DESCRIPTION (provided by applicant): Ca2+ is involved in every aspect of cellular life. Ca2+-activated ion channels, mainly Ca2+-activated K+ (KCa) channels, Ca2+-activated Cl- channels (CaCC) and Ca2+-activated non-selective cation (CAN channels), sense changes of internal Ca2+ level and actively regulate membrane excitability, ion homeostasis and downstream cell signaling cascade. These channels are abundantly expressed and actively involved in the physiology of the circulatory and nervous systems, and have been linked to pathophysiology of stroke and many neurological disorders, such as epilepsy, pain, and movement disorders including ataxia and tremor. Compared with KCa channels, CaCCs and CANs are much less understood mainly due to the difficulties involved in their molecular identification.
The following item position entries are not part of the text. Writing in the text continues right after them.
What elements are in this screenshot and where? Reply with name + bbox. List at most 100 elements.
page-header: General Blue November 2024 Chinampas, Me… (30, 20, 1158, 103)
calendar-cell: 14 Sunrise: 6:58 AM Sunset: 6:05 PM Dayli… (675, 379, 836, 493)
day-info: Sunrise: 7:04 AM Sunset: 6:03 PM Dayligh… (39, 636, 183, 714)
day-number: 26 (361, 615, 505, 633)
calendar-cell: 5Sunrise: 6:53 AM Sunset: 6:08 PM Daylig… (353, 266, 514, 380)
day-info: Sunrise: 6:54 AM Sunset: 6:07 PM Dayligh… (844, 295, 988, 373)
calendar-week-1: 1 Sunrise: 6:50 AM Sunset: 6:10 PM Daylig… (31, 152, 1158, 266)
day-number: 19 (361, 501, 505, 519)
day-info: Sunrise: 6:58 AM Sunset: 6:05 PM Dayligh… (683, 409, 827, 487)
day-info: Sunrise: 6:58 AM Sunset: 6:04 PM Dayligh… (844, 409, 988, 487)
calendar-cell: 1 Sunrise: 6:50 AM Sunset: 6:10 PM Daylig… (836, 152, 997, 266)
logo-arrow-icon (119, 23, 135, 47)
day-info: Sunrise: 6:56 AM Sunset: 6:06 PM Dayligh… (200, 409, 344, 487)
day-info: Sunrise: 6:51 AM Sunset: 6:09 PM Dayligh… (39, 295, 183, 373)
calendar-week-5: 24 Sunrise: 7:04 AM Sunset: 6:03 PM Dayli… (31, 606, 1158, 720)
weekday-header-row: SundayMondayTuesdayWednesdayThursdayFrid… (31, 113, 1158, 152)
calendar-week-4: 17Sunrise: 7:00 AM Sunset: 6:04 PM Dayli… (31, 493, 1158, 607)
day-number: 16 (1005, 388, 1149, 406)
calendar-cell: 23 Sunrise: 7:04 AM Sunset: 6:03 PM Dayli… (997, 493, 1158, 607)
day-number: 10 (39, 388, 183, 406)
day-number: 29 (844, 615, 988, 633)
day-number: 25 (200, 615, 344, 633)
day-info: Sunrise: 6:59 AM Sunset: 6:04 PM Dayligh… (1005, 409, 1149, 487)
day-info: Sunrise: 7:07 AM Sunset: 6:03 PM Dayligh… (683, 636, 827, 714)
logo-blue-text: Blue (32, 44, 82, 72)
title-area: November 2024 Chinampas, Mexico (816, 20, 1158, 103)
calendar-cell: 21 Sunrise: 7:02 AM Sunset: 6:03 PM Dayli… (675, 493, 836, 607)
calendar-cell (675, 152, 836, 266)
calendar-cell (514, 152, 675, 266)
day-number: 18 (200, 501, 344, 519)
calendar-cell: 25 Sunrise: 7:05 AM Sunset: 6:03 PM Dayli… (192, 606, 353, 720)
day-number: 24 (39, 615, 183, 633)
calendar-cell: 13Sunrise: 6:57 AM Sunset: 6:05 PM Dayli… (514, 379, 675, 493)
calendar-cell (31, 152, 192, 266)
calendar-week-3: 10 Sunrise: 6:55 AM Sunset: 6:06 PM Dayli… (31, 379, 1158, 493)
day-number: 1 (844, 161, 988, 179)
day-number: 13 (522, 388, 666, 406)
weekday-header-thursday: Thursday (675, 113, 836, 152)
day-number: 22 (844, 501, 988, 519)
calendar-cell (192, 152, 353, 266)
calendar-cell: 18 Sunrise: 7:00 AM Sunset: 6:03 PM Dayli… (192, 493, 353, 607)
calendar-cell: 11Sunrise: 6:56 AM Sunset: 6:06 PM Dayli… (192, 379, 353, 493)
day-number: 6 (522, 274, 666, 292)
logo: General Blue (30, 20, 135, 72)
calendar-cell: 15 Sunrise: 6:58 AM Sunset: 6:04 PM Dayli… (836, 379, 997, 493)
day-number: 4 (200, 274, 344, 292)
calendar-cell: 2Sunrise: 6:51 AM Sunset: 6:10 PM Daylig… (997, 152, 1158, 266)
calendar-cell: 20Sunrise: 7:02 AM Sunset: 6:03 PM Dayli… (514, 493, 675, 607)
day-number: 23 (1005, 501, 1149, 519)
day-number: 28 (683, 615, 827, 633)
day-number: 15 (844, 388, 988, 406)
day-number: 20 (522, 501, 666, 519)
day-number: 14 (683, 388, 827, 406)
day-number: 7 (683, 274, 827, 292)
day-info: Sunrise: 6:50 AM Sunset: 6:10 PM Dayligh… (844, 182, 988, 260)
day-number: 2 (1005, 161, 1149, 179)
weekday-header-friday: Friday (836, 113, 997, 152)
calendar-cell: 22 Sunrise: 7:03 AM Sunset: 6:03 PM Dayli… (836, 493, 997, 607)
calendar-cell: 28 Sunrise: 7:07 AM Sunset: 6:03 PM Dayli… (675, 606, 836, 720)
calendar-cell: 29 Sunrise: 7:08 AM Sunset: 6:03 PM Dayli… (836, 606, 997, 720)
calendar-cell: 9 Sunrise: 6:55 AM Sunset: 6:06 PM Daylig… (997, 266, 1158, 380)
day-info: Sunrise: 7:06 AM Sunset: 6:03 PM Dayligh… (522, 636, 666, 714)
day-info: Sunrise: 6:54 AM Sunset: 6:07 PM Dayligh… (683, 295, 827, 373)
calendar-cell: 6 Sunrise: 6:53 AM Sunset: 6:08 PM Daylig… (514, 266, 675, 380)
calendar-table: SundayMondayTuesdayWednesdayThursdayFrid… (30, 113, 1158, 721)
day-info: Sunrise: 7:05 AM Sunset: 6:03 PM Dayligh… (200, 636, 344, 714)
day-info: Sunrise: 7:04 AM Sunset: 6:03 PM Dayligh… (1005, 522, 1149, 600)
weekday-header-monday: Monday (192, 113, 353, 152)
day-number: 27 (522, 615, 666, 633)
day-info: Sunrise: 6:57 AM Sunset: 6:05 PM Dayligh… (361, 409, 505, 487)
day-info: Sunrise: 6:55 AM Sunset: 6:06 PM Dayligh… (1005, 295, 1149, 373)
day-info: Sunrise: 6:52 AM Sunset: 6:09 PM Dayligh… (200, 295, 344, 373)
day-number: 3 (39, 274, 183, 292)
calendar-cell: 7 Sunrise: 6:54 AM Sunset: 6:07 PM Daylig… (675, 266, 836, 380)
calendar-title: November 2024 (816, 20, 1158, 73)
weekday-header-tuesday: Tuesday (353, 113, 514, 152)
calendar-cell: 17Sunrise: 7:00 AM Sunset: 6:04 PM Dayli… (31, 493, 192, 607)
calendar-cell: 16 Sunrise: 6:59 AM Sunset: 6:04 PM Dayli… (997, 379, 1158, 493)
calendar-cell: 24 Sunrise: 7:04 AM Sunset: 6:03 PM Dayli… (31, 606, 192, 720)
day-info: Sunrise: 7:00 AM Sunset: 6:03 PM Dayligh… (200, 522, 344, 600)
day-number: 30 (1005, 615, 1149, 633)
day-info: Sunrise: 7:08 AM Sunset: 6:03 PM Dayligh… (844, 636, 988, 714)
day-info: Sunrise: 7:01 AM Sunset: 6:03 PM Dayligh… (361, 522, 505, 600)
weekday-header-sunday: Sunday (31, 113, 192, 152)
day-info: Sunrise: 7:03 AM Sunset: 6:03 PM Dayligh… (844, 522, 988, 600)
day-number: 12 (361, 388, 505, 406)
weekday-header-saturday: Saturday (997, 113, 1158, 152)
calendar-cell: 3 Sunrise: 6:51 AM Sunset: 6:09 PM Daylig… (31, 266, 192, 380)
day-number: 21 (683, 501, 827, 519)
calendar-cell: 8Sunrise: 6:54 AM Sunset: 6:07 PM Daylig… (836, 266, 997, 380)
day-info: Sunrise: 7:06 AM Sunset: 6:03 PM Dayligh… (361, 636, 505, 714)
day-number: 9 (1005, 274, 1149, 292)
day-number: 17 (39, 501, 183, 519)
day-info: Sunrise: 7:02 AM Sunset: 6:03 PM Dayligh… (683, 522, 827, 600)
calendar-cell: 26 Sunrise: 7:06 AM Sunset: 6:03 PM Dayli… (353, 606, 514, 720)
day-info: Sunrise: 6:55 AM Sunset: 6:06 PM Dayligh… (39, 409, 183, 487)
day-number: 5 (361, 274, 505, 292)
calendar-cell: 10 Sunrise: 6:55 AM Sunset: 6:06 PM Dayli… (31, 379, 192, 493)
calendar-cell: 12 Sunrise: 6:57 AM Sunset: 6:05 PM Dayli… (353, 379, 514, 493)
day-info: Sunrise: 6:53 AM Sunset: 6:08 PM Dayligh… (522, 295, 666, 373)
In 2008, our laboratory identified that TMEM16A and 16B in the TMEM16 family form the long- sought CaCCs. I recently demonstrated that TMEM16F, instead of being a CaCC, forms a novel CAN channel with small single channel conductance (SCAN) and minimal anion permeability. Our in vitro and in vivo experiments further illustrate that TMEM16F-SCAN channels are required for lipid scrambling in platelets during blood coagulation and TMEM16F knockout mice exhibit bleeding defects and protection in carotid artery thrombosis associated with platelet deficiency in Ca2+-dependent phosphatidylserine (PS) exposure. The focus of this proposal is to define the molecular properties of Ca2+-activated TMEM16 channels and their cellular functions in platelets and in cerebellar Purkinje cells. In Aim I, I will pinpoint the key residues that are important for ion selectivity and Ca2+ binding to understand the molecular mechanisms underlying the functions of TMEM16 channels. In Aim II, I will investigate the physiological functions of the TMEM16F-SCAN channels in platelets and cerebellar Purkinje cells using a combination of electrophysiology and in vitro/in vivo imaging techniques. Studies of this proposal will facilitate the understanding of TMEM16 channels at the molecular level, help define their physiological functions, and provide insights to develop new therapeutics to target these channels to prevent and treat neurological disorders and stroke.

描述（由申请人提供）：Ca 2+参与细胞生命的各个方面。Ca ~（2+）激活的离子通道主要是Ca ~（2+）激活的K ~+（KCa）通道、Ca ~（2+）激活的Cl ~-通道和Ca ~（2+）激活的非选择性阳离子通道（CAN），它们感知细胞内Ca ~（2+）水平的变化，并积极调节细胞膜兴奋性、离子稳态和下游细胞信号级联。这些通道在循环和神经系统的生理学中大量表达并积极参与，并且与中风和许多神经系统疾病的病理生理学有关，例如癫痫、疼痛和运动障碍，包括共济失调和震颤。与KCa通道相比，CaCCs和CAN的了解要少得多，主要是由于其分子鉴定的困难。在2008年，我们的实验室鉴定了TMEM 16家族中的TMEM 16 A和16 B形成了长期寻找的CaCC。我最近证明了TMEM 16 F不是CaCC，而是形成了一种新的CAN通道，具有小的单通道电导（SCAN）和最小的阴离子渗透性。我们的体外和体内实验进一步说明，TMEM 16 F-SCAN通道是凝血过程中血小板中脂质紊乱所必需的，TMEM 16 F敲除小鼠在与Ca 2+依赖性磷脂酰丝氨酸（PS）暴露中血小板缺乏相关的颈动脉血栓形成中表现出出血缺陷和保护作用。该建议的重点是确定钙激活的TMEM 16通道的分子特性及其在血小板和小脑浦肯野细胞中的细胞功能。在目标I中，我将指出对离子选择性和Ca 2+结合重要的关键残基，以了解TMEM 16通道功能的分子机制。在目的II中，我将使用电生理学和体外/体内成像技术的组合，研究血小板和小脑浦肯野细胞中的TMEM 16 F-SCAN通道的生理功能。对这一提议的研究将有助于在分子水平上理解TMEM 16通道，帮助定义它们的生理功能，并为开发新的治疗方法提供见解，以靶向这些通道来预防和治疗神经系统疾病和中风。